Read more: David Z. Morris – Nic Carter vs. The Bitcoin Maximalists
“From the beginning, I have been a pluralist when it comes to blockchain. Today, the only ‘base layer’ asset that I am interested in from an investment perspective is Bitcoin, because I think of the highest monetary and governance quality, but that does not mean that I am not interested in another trend in the blockchain space.” Carter wrote in a blog post this summer, after the flameout with Maxis.
Carter, a regular CoinDesk contributor, is far from the only bitcoiner who has taken aim at the quasi-religion that has formed around the asset. The last month has seen long-time supporters and investors of bitcoin Udi Wertheimer and Eric Wall rail against tribalism and monoculture that began to form around Bitcoin around the time “Block Size Wars” in 2017.

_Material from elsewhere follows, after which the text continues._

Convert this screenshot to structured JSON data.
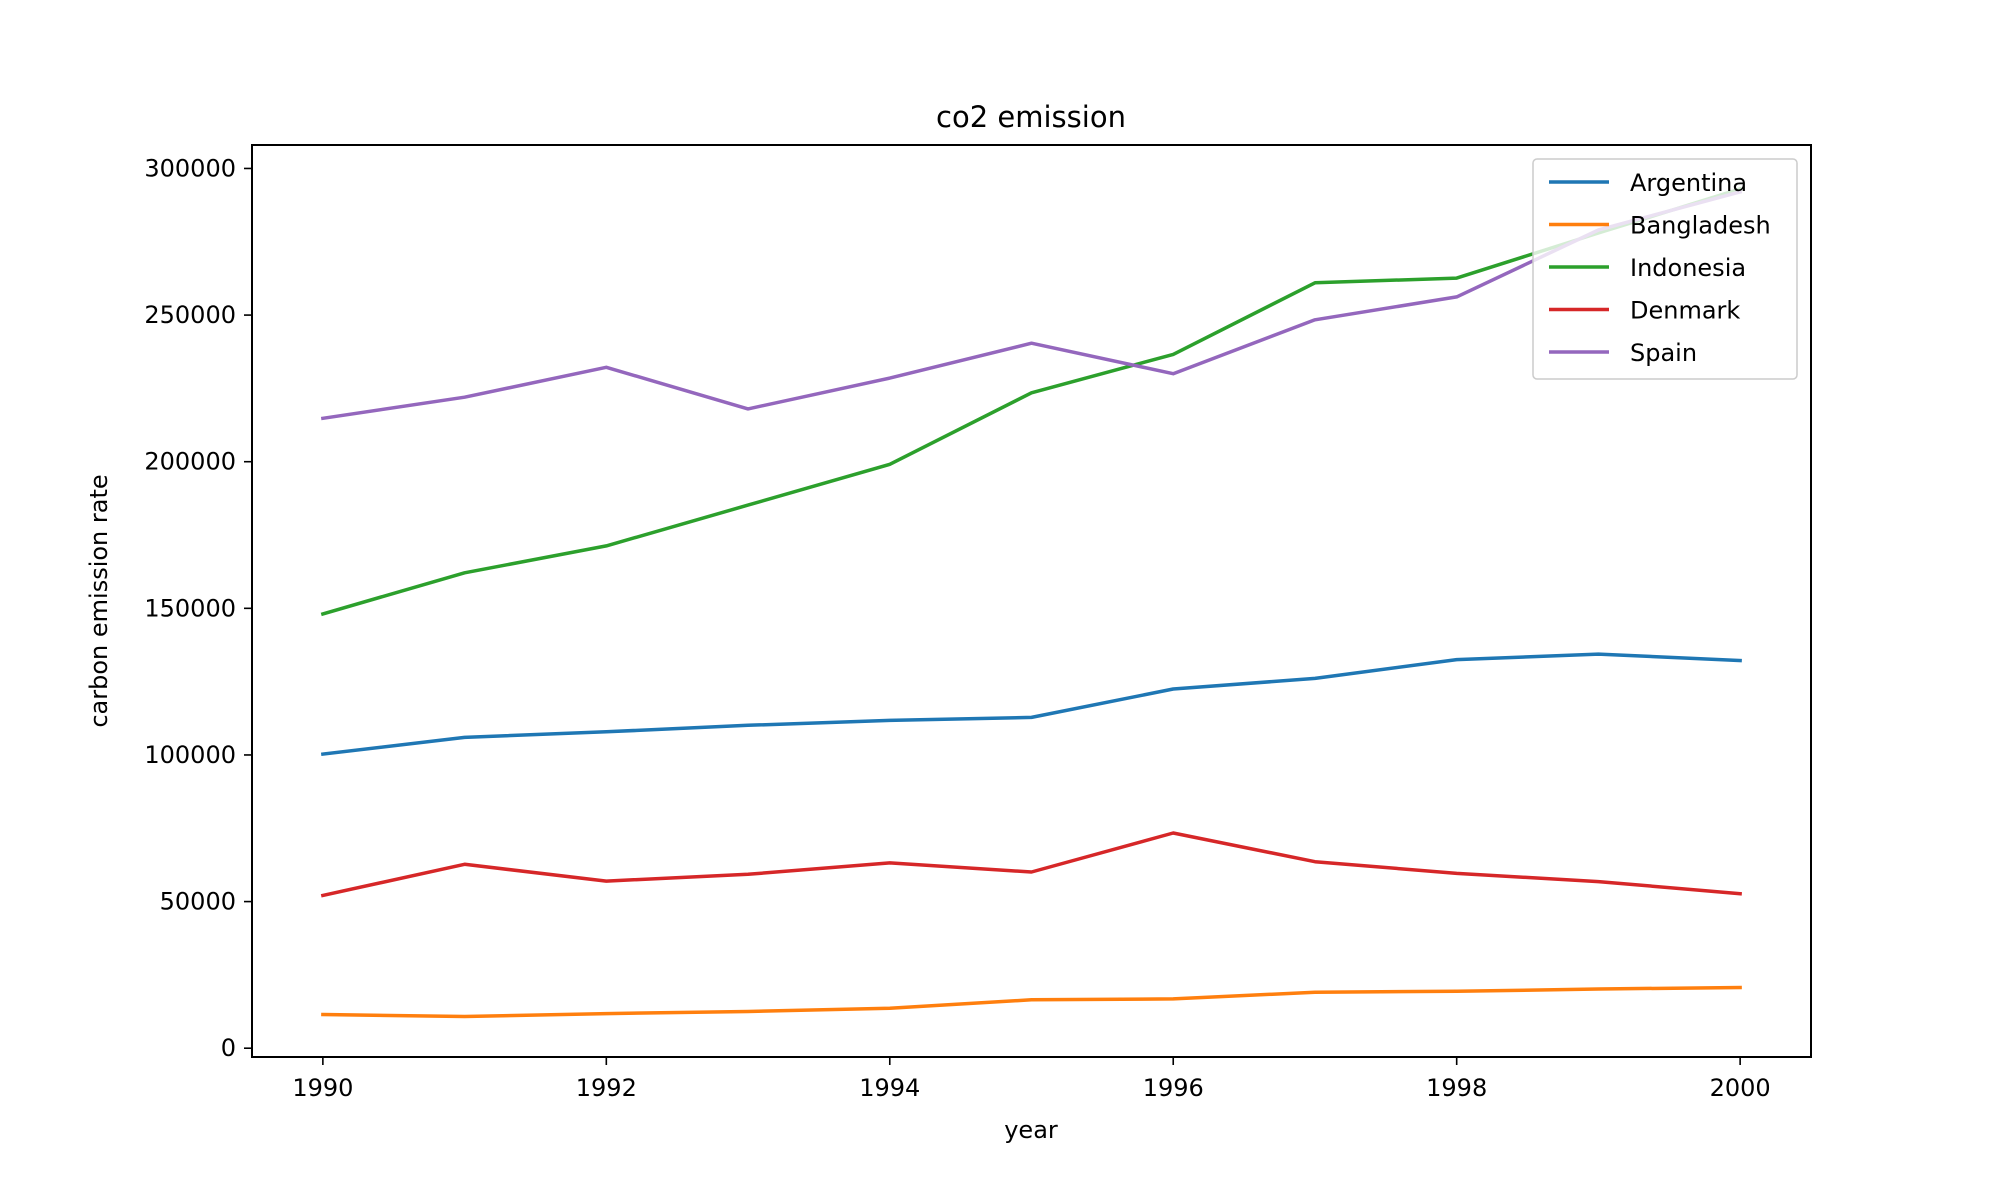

Then there are Bitcoin OGs including Erik Voorhees, Roger Ver and Jesse Powell who have embraced pluralism in crypto. Carter, for his part, is not an uncritical advocate of “Web3,” but acknowledges that some core technologies like non-fungible tokens or decentralized identities could be useful one day.
The split between crypto and Bitcoin is rarely about actual technology. For years, maximalists have been convinced that bitcoin is digital cash, an inflation hedge and destined to become a global reserve currency. As every “narrative” disproven, like the ignominious stock-to-flow model or half thesis, views between the small sector only grow more extreme.
These maximalists like to call themselves “toxic”. Indeed, the worldview has become so twisted that some try to justify Bitcoin – a stateless monetary network – by claiming that it is the only “legitimate” cryptocurrency, and calling for federal regulators to close other crypto projects. Others have taken to promoting dangerous lifestyles like the raw meat diet.
Carter wrote he was “truly embarrassed to be associated” with the increasingly radicalized culture of bitcoin. He added that most bitcoiners are normal and good people. And that’s why he is the Most Influential, because he fights against those who give bitcoiners a bad reputation.